À travers une nouvelle tribune publiée dimanche, le directeur de cabinet du président Bassirou Diomaye Faye défend la saisine du Conseil constitutionnel par le chef de l’État et rappelle à la majorité parlementaire que sa victoire électorale ne saurait la placer au-dessus de la Constitution. Une nouvelle charge qui intervient une semaine après sa virulente tribune sur «L’imposteur», perçue comme une attaque contre Ousmane Sonko.
Le professeur Mary Teuw Niane poursuit son offensive.

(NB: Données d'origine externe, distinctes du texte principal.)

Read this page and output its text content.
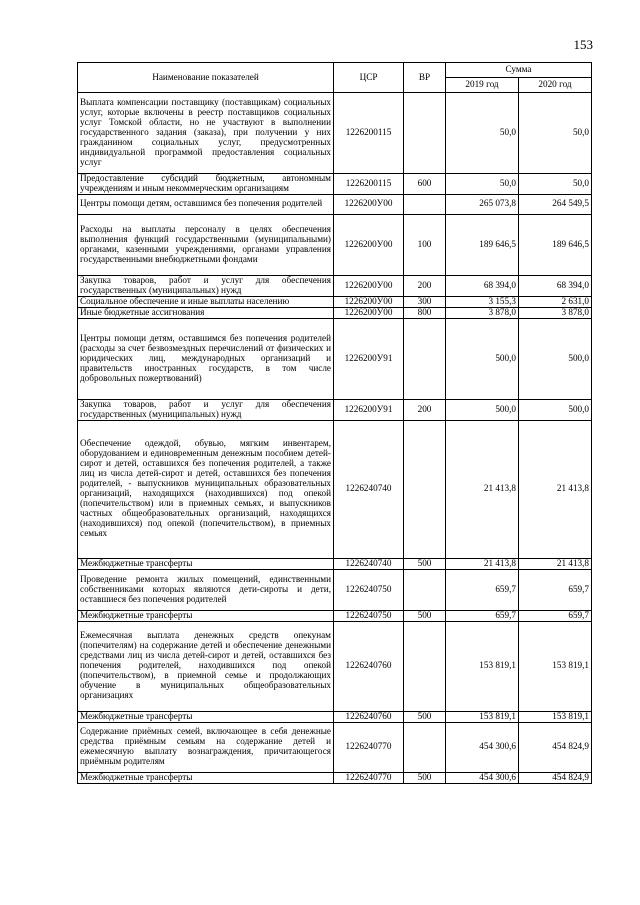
153
Наименование показателей	ЦСР	ВР	Сумма	
			2019 год	2020 год
Выплата компенсации поставщику (поставщикам) социальных услуг, которые включены в реестр поставщиков социальных услуг Томской области, но не участвуют в выполнении государственного задания (заказа), при получении у них гражданином социальных услуг, предусмотренных индивидуальной программой предоставления социальных услуг	1226200115		50,0	50,0
Предоставление субсидий бюджетным, автономным учреждениям и иным некоммерческим организациям	1226200115	600	50,0	50,0
Центры помощи детям, оставшимся без попечения родителей	1226200У00		265 073,8	264 549,5
Расходы на выплаты персоналу в целях обеспечения выполнения функций государственными (муниципальными) органами, казенными учреждениями, органами управления государственными внебюджетными фондами	1226200У00	100	189 646,5	189 646,5
Закупка товаров, работ и услуг для обеспечения государственных (муниципальных) нужд	1226200У00	200	68 394,0	68 394,0
Социальное обеспечение и иные выплаты населению	1226200У00	300	3 155,3	2 631,0
Иные бюджетные ассигнования	1226200У00	800	3 878,0	3 878,0
Центры помощи детям, оставшимся без попечения родителей (расходы за счет безвозмездных перечислений от физических и юридических лиц, международных организаций и правительств иностранных государств, в том числе добровольных пожертвований)	1226200У91		500,0	500,0
Закупка товаров, работ и услуг для обеспечения государственных (муниципальных) нужд	1226200У91	200	500,0	500,0
Обеспечение одеждой, обувью, мягким инвентарем, оборудованием и единовременным денежным пособием детей-сирот и детей, оставшихся без попечения родителей, а также лиц из числа детей-сирот и детей, оставшихся без попечения родителей, - выпускников муниципальных образовательных организаций, находящихся (находившихся) под опекой (попечительством) или в приемных семьях, и выпускников частных общеобразовательных организаций, находящихся (находившихся) под опекой (попечительством), в приемных семьях	1226240740		21 413,8	21 413,8
Межбюджетные трансферты	1226240740	500	21 413,8	21 413,8
Проведение ремонта жилых помещений, единственными собственниками которых являются дети-сироты и дети, оставшиеся без попечения родителей	1226240750		659,7	659,7
Межбюджетные трансферты	1226240750	500	659,7	659,7
Ежемесячная выплата денежных средств опекунам (попечителям) на содержание детей и обеспечение денежными средствами лиц из числа детей-сирот и детей, оставшихся без попечения родителей, находившихся под опекой (попечительством), в приемной семье и продолжающих обучение в муниципальных общеобразовательных организациях	1226240760		153 819,1	153 819,1
Межбюджетные трансферты	1226240760	500	153 819,1	153 819,1
Содержание приёмных семей, включающее в себя денежные средства приёмным семьям на содержание детей и ежемесячную выплату вознаграждения, причитающегося приёмным родителям	1226240770		454 300,6	454 824,9
Межбюджетные трансферты	1226240770	500	454 300,6	454 824,9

Une semaine après avoir suscité une vive polémique avec sa tribune intitulée «L’imposteur», dans laquelle il dressait le portrait d’un responsable politique largement identifié à Ousmane Sonko, le directeur de cabinet du président de la République revient au-devant de la scène politique.
Dans un nouveau texte publié ce dimanche 16 août, sous le titre «L’élégance républicaine», il prend cette fois pour cible, sans la nommer directement, la majorité parlementaire issue de Pastef et défend la posture de Bassirou Diomaye Faye dans le bras de fer institutionnel qui l’oppose à l’Assemblée nationale.
Dès les premières lignes, Mary Teuw Niane rappelle que la Constitution confère au président de la République la responsabilité de veiller à son respect, de garantir le fonctionnement régulier des institutions et d’incarner l’unité nationale.
Une responsabilité qui, selon lui, impose au chef de l’État de ne pas rester passif lorsque les équilibres institutionnels sont menacés. «Lorsque les équilibres fondamentaux de la République sont menacés, le Président de la République n’a donc pas vocation à regarder ailleurs», affirme-t-il.
Une majorité parlementaire « pas au-dessus de la Constitution »
Mary Teuw Niane fait ensuite référence aux initiatives parlementaires devenues «de plus en plus intempestives, même aventureuses» et susceptibles de «bouleverser profondément l’équilibre de nos institutions».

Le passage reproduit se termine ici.